From a practical point of view, this method is simple and accessible to any intensive care unit, does not require complex and expensive equipment and high labor costs of personnel. However, despite all its advantages in pediatric practice, in some cases a situation arises that requires more dynamic correction of gross violations of water-electrolyte and metabolic balances. In hypervolemia, threatening pulmonary edema, critical hyperkalemia and lactate acidosis, neither technical difficulties, nor problems of adequate vascular access, nor a host of other important methodological issues can be a limitation for the use of extracorporeal detoxification methods in children.

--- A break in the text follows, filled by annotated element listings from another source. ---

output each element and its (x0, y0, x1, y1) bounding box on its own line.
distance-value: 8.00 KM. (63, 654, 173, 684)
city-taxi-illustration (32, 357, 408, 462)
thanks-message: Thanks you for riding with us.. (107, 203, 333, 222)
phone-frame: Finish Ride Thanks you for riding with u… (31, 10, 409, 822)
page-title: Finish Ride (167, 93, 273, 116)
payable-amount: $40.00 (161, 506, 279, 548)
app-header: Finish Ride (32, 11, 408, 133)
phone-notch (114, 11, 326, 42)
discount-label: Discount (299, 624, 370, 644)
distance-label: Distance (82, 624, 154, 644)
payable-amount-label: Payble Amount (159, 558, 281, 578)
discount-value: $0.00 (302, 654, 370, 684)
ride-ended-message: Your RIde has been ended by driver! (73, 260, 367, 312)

Peritoneal dialysis technique for acute poisoning
Equipment |
Fistula with inflatable cuff, perforated catheter (silicone, rubber), containers for dialysate solution |
Highway system |
The Y-shaped inlet line is connected to a dialysate collection container located above the patient's body level, and the outlet line is connected to a dialysate collection container located below the patient's body level. |
Access to the abdominal cavity |
Lower midline laparotomy, puncture insertion of a catheter |
Volume of dialysate solution |
1700-2000 ml, with a persistent tendency to fluid retention in the abdominal cavity - 850-900 ml |
Temperature of dialysate solution |
38 0-38 5 C. In case of hypo- or hyperthermia, the temperature of the dialysate solution can increase or decrease accordingly within 1-2 C. |
Recommended modes |
If laboratory monitoring is possible, peritoneal dialysis is stopped when the toxic substance disappears from the dialysate removed from the abdominal cavity. In the absence of laboratory monitoring, peritoneal dialysis is carried out until clear clinical signs of improvement in the patient's condition appear (in case of poisoning with psychotropic and hypnotic drugs - the onset of superficial sopor), in case of poisoning with chlorinated hydrocarbons, FOI and other poisons - at least 6-7 shifts, and in case of poisoning with psychotropic and hypnotic drugs, the number of shifts can be brought to 20-30 pH of the dialysis fluid in case of poisoning with phenothiazines, FOI and compounds of heavy metals and arsenic 7.1-7.2 - slightly acidic (addition of 15-25 ml of 4% sodium bicarbonate solution to 800 ml of dialysis fluid), in case of poisoning with noxiron 7.4-7.45 - neutral (25-50 ml of 4% sodium bicarbonate solution), and in case of poisoning with barbiturates and other poisons 8.0-8.5 - alkaline (150 ml of 4% solution sodium bicarbonate). |
Indications for use |
Laboratory |
Contraindications |
Extensive adhesions in the abdominal cavity. Foci of infection in the abdominal cavity. Pregnancy over 15 weeks. Tumors deforming the abdominal cavity. |
Complications of peritoneal dialysis
The most serious complication of peritoneal dialysis is peritonitis. Indeed, until the middle of the last century, this complication extremely limited the use of the method in clinical practice. However, since the 1970s, with the introduction of soft silicone catheters, commercial, factory-made dialysis solutions, modification of dialysis line connection locks and full compliance with asepsis and procedure rules, the risk of peritonitis has significantly decreased.
In addition, there is a risk of hypoproteinemia, since the possibility of protein loss during peritoneal dialysis (up to 4 g/day) has been proven, and hyperglycemia due to the use of high-osmolar (due to the high concentration of glucose) dialysate solutions.